LA BAILARINA

POR Patricia Highsmith

Bailaban maravillosamente juntos, avanzando de un lado a otro de la pista, a los eróticos ritmos del tango, y algunas veces del vals. A la edad de veinte y veintiún años, respectivamente, Claudette y Rodolphe se hicieron amantes. Quisieron casarse, pero su empresario consideró que resultaban más excitante para los clientes si no estaban casados. Así que permanecieron solteros.
El salón de baile donde trabajaban se llamaba El Rendez-vous, ya era conocido entre cierta clientela, como una cura eficaz contra la impotencia de hombres maduros y gastados. Basta con ir a ver bailar a Claudette y Rodolphe, decían todos. Los periodistas, intentando poner un poco de picante en sus columnas, describían su número como sadomasoquista, porque a menudo parecía que Rodolphe iba a estrangular a Claudette. La asía por la garganta, doblándola hacia atrás, avanzaba o retrocedía -daba igual- manteniendo a su presa por el cuello, sacudiéndola de tal modo que su pelo se agitaba furiosamente. El público contenía el aliento, suspiraba y los contemplaba fascinado. La batería de la banda de tres músicos sonaba más alta e insistente.
Claudette dejó de acostarse con Rodolphe porque pensaba que la privación estimularía su apetito. Le resultaba fácil excitar a Rodolphe mientras bailaba con él, para luego abandonarle con un movimiento brusco, haciendo mutis acompañada por los aplausos y, en ocasiones, las risas de los espectadores. Bien ajenos estaban al hecho, de que le abandonaba de verdad.
Claudette era caprichosa y no tenía planes serios, pero empezó a salir con un hombre pansón llamado Charles, de buen carácter, generoso y rico. Hasta se acostó con él. Charles aplaudía con fuerza cuando Claudette y Rodolphe bailaban, él rodeando con sus manos al grácil cuello blanco, ella doblada hacia atrás. Charles podía permitirse el lujo de reír. Se la iba a llevar a la cama luego.

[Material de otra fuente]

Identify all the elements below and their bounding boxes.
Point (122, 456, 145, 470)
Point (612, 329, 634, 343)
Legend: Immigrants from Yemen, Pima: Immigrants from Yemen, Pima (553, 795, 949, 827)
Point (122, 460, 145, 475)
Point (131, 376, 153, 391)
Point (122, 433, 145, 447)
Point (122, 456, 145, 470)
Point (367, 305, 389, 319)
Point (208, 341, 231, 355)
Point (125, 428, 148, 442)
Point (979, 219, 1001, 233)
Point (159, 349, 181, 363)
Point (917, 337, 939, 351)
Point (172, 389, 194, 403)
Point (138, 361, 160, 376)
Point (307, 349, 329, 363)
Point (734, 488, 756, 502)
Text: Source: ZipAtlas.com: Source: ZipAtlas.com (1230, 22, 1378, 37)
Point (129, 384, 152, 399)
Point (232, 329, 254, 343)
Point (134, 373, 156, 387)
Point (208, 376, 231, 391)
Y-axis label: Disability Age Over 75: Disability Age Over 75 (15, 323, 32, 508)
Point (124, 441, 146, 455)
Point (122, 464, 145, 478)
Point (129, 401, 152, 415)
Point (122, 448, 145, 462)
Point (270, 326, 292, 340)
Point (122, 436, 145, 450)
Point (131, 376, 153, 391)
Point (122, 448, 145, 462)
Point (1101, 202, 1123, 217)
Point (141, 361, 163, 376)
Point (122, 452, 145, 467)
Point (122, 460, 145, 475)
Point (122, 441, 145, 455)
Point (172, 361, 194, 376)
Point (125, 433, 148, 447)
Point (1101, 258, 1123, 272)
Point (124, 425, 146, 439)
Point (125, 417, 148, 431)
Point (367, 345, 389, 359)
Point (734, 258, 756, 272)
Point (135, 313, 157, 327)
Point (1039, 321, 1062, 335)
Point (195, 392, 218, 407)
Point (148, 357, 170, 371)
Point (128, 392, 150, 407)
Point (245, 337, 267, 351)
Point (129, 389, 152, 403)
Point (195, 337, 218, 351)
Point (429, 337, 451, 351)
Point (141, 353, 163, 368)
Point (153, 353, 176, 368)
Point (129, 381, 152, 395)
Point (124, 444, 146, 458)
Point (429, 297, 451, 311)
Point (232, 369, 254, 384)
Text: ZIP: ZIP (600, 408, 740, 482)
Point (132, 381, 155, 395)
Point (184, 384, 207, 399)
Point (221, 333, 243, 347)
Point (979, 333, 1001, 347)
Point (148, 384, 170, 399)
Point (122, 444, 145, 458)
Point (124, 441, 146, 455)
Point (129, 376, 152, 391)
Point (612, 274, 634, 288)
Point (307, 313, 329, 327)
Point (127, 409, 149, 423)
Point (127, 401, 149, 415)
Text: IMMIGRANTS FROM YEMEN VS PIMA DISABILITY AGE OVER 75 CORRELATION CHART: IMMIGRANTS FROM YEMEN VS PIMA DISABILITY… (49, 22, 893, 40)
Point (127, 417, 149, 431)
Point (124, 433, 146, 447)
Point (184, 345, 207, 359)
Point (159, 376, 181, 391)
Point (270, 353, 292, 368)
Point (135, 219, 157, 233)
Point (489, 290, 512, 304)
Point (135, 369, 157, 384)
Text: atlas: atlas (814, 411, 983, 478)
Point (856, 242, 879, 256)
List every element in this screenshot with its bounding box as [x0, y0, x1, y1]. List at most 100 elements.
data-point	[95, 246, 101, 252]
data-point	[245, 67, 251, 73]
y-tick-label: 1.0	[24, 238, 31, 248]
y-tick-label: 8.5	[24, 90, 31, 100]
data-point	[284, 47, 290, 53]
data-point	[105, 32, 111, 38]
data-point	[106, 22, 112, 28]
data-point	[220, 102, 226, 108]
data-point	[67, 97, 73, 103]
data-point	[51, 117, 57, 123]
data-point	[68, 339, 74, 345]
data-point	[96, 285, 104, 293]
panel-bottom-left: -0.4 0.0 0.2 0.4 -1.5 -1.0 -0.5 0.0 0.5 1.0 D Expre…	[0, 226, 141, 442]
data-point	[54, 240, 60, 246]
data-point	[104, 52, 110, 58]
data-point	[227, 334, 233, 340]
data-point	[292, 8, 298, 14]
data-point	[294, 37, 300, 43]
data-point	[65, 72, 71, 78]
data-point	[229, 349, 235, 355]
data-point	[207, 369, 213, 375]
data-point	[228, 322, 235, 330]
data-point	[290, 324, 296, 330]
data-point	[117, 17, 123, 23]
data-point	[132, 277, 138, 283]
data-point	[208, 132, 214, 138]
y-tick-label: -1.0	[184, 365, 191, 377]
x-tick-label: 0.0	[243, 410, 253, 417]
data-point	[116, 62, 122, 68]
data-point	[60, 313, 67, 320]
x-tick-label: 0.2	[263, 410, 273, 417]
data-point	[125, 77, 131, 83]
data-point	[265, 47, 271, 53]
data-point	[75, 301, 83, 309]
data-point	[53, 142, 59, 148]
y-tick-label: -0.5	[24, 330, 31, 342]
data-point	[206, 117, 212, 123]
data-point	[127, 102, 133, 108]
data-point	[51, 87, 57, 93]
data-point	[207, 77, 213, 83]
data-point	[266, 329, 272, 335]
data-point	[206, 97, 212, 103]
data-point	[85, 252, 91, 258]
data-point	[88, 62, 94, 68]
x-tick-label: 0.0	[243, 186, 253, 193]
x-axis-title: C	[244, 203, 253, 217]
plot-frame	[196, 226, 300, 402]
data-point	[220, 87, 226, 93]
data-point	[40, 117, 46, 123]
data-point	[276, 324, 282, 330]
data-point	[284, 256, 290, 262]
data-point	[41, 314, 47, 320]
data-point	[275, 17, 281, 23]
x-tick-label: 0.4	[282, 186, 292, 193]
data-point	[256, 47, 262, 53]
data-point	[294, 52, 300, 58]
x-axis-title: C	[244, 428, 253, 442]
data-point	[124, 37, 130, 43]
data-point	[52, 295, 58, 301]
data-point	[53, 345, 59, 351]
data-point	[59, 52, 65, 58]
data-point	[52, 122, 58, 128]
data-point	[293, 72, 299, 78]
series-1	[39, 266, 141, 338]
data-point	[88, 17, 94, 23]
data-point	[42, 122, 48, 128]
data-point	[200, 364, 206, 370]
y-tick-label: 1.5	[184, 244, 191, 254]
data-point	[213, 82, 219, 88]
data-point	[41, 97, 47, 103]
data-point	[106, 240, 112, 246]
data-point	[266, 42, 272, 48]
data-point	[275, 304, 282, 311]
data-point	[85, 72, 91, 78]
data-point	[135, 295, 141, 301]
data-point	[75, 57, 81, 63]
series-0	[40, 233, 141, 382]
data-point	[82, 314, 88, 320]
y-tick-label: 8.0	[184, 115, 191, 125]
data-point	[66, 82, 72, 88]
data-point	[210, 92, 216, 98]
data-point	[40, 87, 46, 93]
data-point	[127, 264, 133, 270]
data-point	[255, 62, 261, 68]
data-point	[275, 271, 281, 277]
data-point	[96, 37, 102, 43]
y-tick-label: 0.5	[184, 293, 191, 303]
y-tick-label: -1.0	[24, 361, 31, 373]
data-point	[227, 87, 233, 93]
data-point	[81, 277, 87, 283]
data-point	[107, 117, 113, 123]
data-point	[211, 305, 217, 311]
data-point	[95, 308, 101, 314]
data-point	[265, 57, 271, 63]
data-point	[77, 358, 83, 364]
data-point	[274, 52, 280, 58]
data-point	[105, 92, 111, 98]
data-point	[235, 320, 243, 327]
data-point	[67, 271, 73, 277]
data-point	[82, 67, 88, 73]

Como sus ganancias iban unidas, Rodolphe habló del tema con Claudette: o dejaba de ver a Charles o él no volvería a actuar con ella. O, por lo menos, no actuaría con las manos alrededor de su garganta, como si fuera a ahogarla en un exceso de pasión, que era lo que venían buscando los clientes. Rodolphe lo decía en serio, así que Claudette prometió no acostarse más con Charles. Cumplió su promesa. Charles se distanció; raras veces se le veía por El Rendez-vous; en esas ocasiones andaba triste y abatido, finalmente, no volvió más. Pero Rodolphe se fue dando cuenta poco a poco de que Claudette estaba viéndose con dos o tres hombres. Empezó a dormir con ellos y el negocio prosperó más que con el rico Charles, quien, después de todo, era solo un hombre, con sólo un grupo de amigos a los que poder traer a El Rendez-vous.
Rodolphe le pidió a Claudette que terminara con los otros tres. Ella se lo prometió. Sin embargo, ellos, o sus mensajeros con noticias y flores, continuaron frecuentando el camerino todas las noches.
Rodolphe, no había pasado una noche con Claudette desde hacía ya cinco meses, pero su cuerpo se apretaba contra el de ella cada noche ante los ojos de doscientas personas… Una noche Rodolphe bailó un tango magnífico. Se apretó contra ella como de costumbre y ella se inclino hacia atrás.
-¡Más! ¡Más! -gritó el público, hombres en su mayoría, cuando las manos de Rodolphe oprimían la garganta de ella.
Claudette siempre fingía sufrir, amar a Rodolphe y sufrir a manos de su pasión durante la danza. Esta vez no se levantó cuando la soltó. Ni él la ayudó, como solía hacer. La había estrangulado, con tanta fuerza que ella no pudo gritar. Rodolphe salió del pequeño escenario y dejó a Claudette allí para que otros la recogieran.